Kritik des Rechnungshofs
Im Jahr 2020 kam die Miliz erstmals überhaupt zum Einsatz – da allerdings nicht für militärische Aufgaben, sondern für Hilfsdienste während der Pandemie. Der Einsatz war zwar durchaus erfolgreich, zeigte aber auch die Probleme auf: Die angepeilte Stärke der Einheiten konnte nur zu 58 Prozent erreicht werden. Und es zeigte sich, dass vor einem Einsatz eine längere Ausbildung notwendig war. Wie es um die Miliz bestellt ist, hat der Rechnungshof im Dezember 2022 aufgezeigt: Nur bei 54 Prozent der Milizsoldaten bestand eine Verpflichtung, an Übungen teilzunehmen. Es fehlt aber nicht nur an Mannschaften, sondern auch an der Führung: Rund ein Drittel der Planstellen bei Offizieren und Unteroffizieren konnte nicht besetzt werden.

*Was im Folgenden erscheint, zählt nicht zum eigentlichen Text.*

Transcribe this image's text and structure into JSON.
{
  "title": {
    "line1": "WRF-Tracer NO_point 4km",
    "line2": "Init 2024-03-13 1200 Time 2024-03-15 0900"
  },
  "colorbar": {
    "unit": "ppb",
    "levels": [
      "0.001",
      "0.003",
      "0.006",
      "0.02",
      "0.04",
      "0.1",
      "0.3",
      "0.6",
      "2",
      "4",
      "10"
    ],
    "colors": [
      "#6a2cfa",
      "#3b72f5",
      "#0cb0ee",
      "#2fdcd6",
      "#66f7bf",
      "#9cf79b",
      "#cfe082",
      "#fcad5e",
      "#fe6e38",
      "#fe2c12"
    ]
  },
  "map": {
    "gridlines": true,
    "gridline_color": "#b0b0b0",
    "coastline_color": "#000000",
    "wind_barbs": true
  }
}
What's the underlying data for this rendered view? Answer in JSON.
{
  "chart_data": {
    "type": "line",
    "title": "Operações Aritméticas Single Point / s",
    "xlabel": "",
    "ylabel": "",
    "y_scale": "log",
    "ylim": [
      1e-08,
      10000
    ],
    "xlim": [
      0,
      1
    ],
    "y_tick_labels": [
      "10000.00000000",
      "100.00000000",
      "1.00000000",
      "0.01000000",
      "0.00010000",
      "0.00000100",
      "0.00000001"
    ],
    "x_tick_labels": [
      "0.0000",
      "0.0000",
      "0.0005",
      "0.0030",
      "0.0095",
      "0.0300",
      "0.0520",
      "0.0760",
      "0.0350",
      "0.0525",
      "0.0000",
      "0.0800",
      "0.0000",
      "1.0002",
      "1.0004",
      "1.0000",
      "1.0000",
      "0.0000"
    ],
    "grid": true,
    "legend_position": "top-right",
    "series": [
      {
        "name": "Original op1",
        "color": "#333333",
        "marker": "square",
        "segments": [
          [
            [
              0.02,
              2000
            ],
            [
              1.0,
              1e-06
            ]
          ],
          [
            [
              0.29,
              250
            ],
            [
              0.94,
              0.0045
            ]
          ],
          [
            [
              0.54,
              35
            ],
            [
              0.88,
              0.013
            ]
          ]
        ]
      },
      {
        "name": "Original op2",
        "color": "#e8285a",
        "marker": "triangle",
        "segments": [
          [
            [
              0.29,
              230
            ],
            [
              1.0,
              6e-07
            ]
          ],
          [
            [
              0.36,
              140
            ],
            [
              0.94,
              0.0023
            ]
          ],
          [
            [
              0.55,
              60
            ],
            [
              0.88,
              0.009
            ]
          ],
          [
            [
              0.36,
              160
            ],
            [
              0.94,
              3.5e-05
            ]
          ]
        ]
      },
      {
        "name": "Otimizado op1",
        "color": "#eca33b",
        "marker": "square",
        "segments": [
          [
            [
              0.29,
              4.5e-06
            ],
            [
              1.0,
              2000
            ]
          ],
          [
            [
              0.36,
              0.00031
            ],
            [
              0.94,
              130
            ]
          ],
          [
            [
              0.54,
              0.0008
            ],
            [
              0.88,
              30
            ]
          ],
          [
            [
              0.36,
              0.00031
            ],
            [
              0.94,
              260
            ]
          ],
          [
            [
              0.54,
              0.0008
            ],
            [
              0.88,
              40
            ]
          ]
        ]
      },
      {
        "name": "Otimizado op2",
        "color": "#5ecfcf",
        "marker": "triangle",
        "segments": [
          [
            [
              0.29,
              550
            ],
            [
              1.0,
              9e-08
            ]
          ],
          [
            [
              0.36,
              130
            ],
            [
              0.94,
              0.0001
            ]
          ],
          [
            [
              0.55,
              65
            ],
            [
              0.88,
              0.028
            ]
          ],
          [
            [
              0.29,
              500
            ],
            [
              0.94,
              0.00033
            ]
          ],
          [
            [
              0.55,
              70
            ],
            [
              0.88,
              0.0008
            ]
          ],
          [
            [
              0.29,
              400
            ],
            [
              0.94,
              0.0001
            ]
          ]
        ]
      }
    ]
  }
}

Und auch vom Material her war die Einsatzbereitschaft der Miliz nicht gegeben.
Eine Wiedereinführung der verpflichtenden Übungen ist derzeit nicht in Sicht. Zwar kam infolge des Ukraine-Krieges kurzzeitig eine Debatte darüber auf. Sowohl ÖVP als auch Grüne lehnen dies aber ab. Verteidigungsministerin Klaudia Tanner (ÖVP) erklärte, bei einer Wiedereinführung müsse man auch den Grundwehrdienst auf acht Monate verlängern, und „das sehe ich derzeit nicht“. Ebenso müsste dann wohl auch der Zivildienst verlängert werden, da ansonsten ein beträchtlicher Teil der Wehrpflichtigen lieber gleich den neunmonatigen Zivildienst machen würde: Das stößt wiederum den Grünen sauer auf.
Ende Jänner sprach auch Bundeskanzler Karl Nehammer (ÖVP), der selbst Milizoffizier ist, ein Machtwort in der „Kleinen Zeitung“. Für ihn wäre die Wiedereinführung vor allem für den Arbeitsmarkt „nachteilig“: „Angesichts des Arbeitskräftemangels würde das aktuell zusätzlich unsere Wirtschaft belasten. Man kann sich freiwillig verpflichten. Das Bundesheer muss derzeit sein Auslangen finden“, sagte er. Außerdem seien sechs Monate Grundwehrdienst genug.
FPÖ für Wiedereinführung
Cibulka kann das nicht nachvollziehen, es handle sich um einen verschwindend geringen Anteil an Arbeitstagen, an denen die Milizsoldaten nicht in ihrem Unternehmen wären. Zudem hätten sich gewichtige Stimmen in der Wirtschaft für die Wiedereinführung ausgesprochen. In Wirklichkeit gehe es um politische Gründe, denn eine solche Maßnahme wäre gerade jetzt in Wahlkampfzeiten sehr unpopulär, so Cibulka.
Von den Parteien setzt sich derzeit die FPÖ für die Wiedereinführung der Milizübungen und das „6+2“-Modell ein. Die SPÖ will ein „modernes Milizsystem“schaffen und die neue Sicherheitsdoktrin abwarten, bevor sie sich auf ein Modell festlegt.